Technique: Ceramic clay sculpture, painted with oxides and enamel.

 

The myth of Medusa is riddled with contradiction. Before her metamorphosis, she was considered the most beautiful of mortals, beautiful enough to awaken the appetites of the gods. Poseidon ravished her, and somehow this caused the gods to punish the victim (or to protect her forevermore) by turning her hair into snakes.

     This piece seeks to demonstrate that contradiction between punishment and reward. The vipers attack each other, viciously biting everything in their path, sometimes even themselves. Meanwhile, Medusa is strangled by the very part of herself that insures she will not be hurt by anyone ever again.

Medusa

 

Once thought of mortals a celestial sight:

A beauteous maid unparalleled by none;

And now, ‘tis said all of your beauty’s gone,

A lie from those who cannot stand your light.

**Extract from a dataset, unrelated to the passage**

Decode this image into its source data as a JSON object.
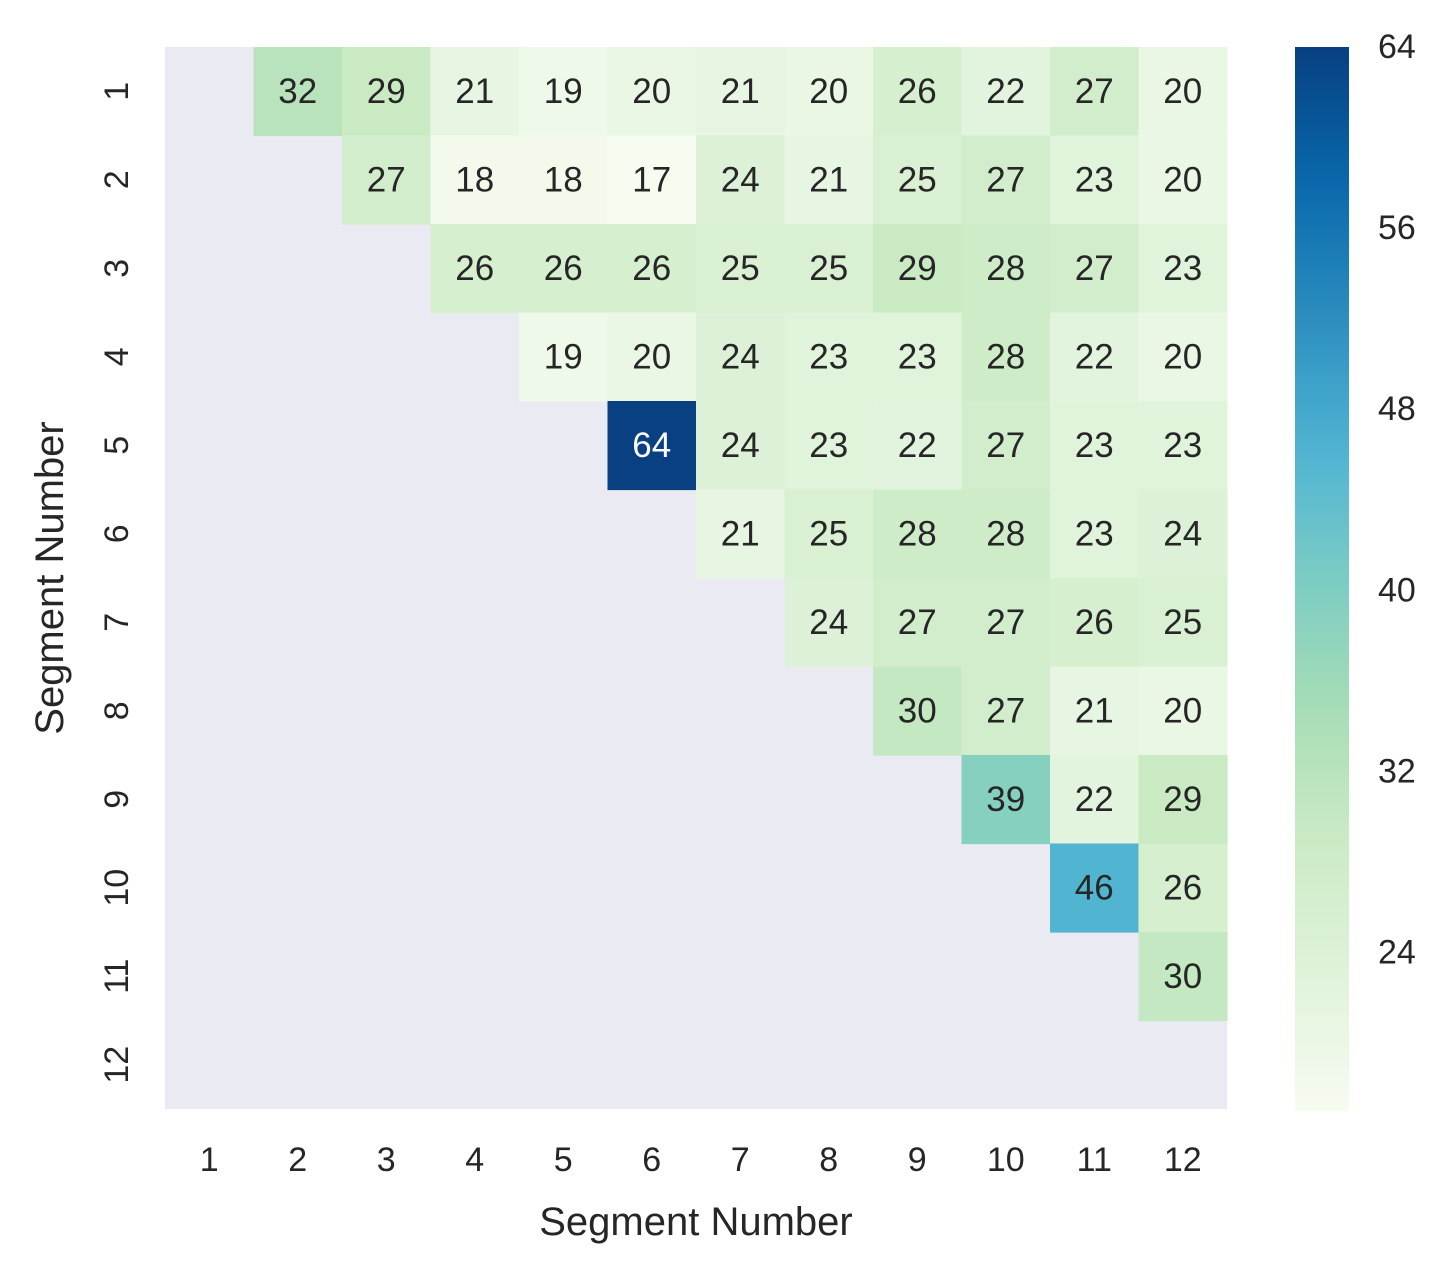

It seems to me that fate made a mistake,

It punishèd the victim, not the monster.

Behold the justice that the gods could muster:

A metamorphosis of maid and snake.

And now you fight a war against yourself,

An asp that seeks to engulf herself in violence;

But should she win, her victory is silence,

Triumph but a prelude to more strife.

But trust contradiction of your hair

Has made you far more human than you were.